As part of your skincare routine, you can apply the oil alone, to cleansed skin or add a few drops of oil to your facial moisturizer, serum or body moisturizer—depending on where you want to apply it.

Having an oil blend on hand for use when needed means you don’t have to shop for an all-new facial or body moisturizer when your favorite isn’t quite enough for those times when skin needs more moisture or smoothness, no matter your skin type or concern.

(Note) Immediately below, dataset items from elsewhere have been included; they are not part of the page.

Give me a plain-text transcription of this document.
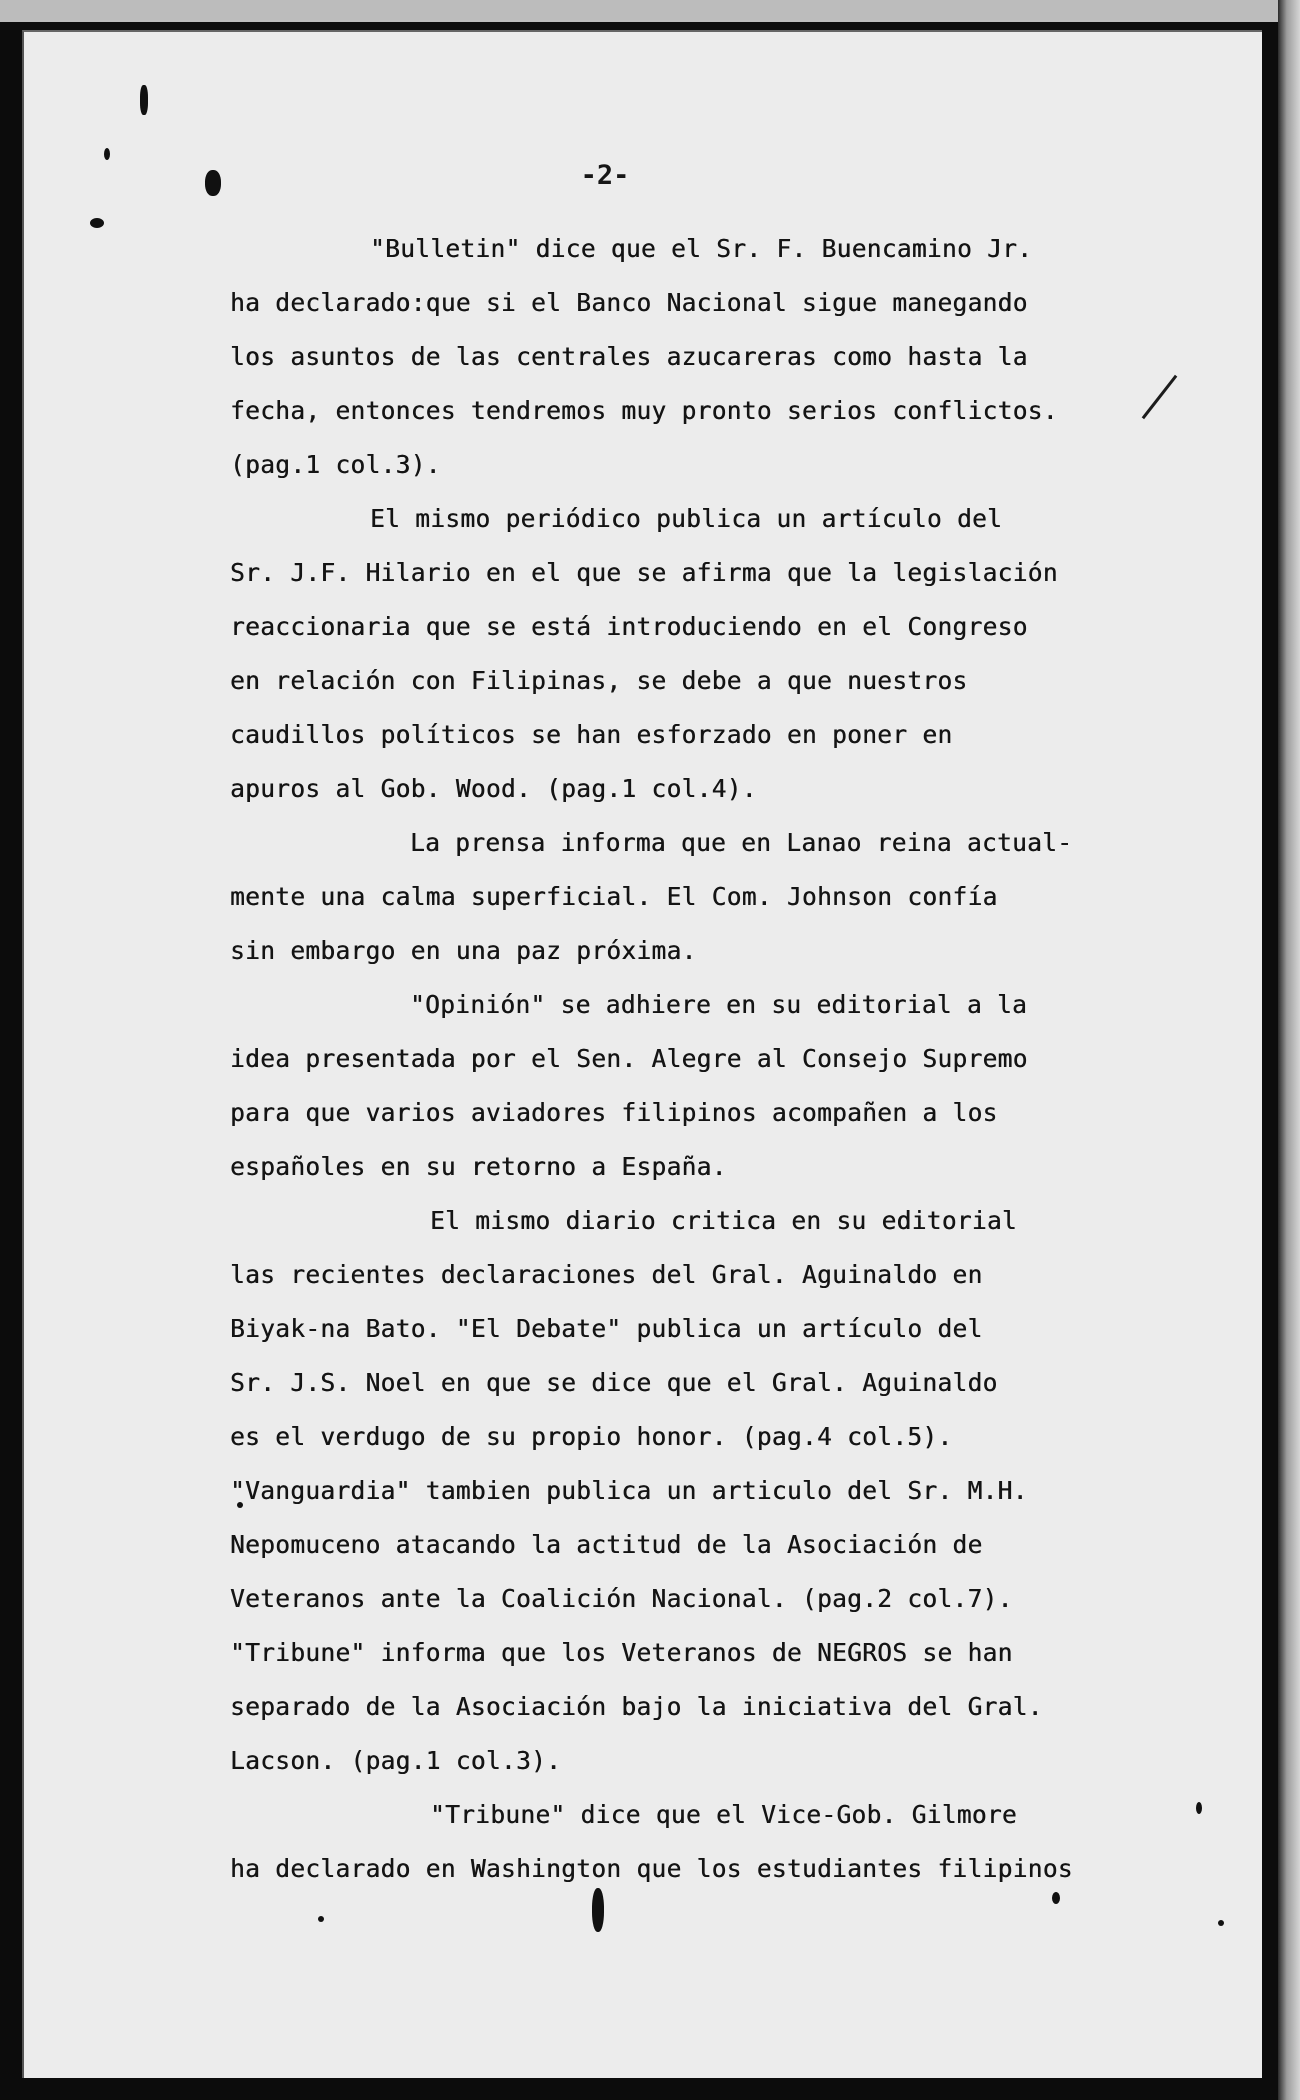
-2-
"Bulletin" dice que el Sr. F. Buencamino Jr.
ha declarado:que si el Banco Nacional sigue manegando
los asuntos de las centrales azucareras como hasta la
fecha, entonces tendremos muy pronto serios conflictos.
(pag.1 col.3).
El mismo periódico publica un artículo del
Sr. J.F. Hilario en el que se afirma que la legislación
reaccionaria que se está introduciendo en el Congreso
en relación con Filipinas, se debe a que nuestros
caudillos políticos se han esforzado en poner en
apuros al Gob. Wood. (pag.1 col.4).
La prensa informa que en Lanao reina actual-
mente una calma superficial. El Com. Johnson confía
sin embargo en una paz próxima.
"Opinión" se adhiere en su editorial a la
idea presentada por el Sen. Alegre al Consejo Supremo
para que varios aviadores filipinos acompañen a los
españoles en su retorno a España.
El mismo diario critica en su editorial
las recientes declaraciones del Gral. Aguinaldo en
Biyak-na Bato. "El Debate" publica un artículo del
Sr. J.S. Noel en que se dice que el Gral. Aguinaldo
es el verdugo de su propio honor. (pag.4 col.5).
"Vanguardia" tambien publica un articulo del Sr. M.H.
Nepomuceno atacando la actitud de la Asociación de
Veteranos ante la Coalición Nacional. (pag.2 col.7).
"Tribune" informa que los Veteranos de NEGROS se han
separado de la Asociación bajo la iniciativa del Gral.
Lacson. (pag.1 col.3).
"Tribune" dice que el Vice-Gob. Gilmore
ha declarado en Washington que los estudiantes filipinos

As you’ve seen, oils can be powerful allies in your skincare arsenal. Whether used daily or simply when needed, a single oil or blend of them (again, the latter is preferred) can be a lifesaver that leads to smooth, radiant skin from head to toe!

References Cited:

  1. Aburjai T, Natseh FM. Plant used in cosmetics. Phytother Res. 2003;17:987.
  2. Arquette DJ, Bailyn EM, Palenske J, et. al. Non-comedogenic and hypoallergenic properties of jojoba oil and hydrogenated jojoba oil. J Cosm Sci. 1998;49:377.
  3. Hartop PJ, Prottey C. Changes in transepidermal water loss and the composition of epidermal lecithin after application of pure fatty acid triglycerides to skin of essential fatty acid-deficient rats. Br J Dermatol. 1976;95:255.
  4. Letawe C, Boone M, Pierard GE. Digital image analysis of the effect of topically applied linoleic acid on acne microcomedones. Clin Exp Dermatol. 1998;23(2):56-8.
  5. Rudzinska M, Gornas P, Raczyk M, et. al. Sterols and squalene in apricot kernel oils: the variety as a key factor. Nat Prod Res. 2016;8:1-5.
  6. Turan S, Topcu A, Karabulut I, et. al. Fatty acid, triacylglycerol, phytosterol, and tocopherol variations in kernel oil of Malatya apricots from Turkey. J Agric Food Chem. 2007;55(26):10787-94.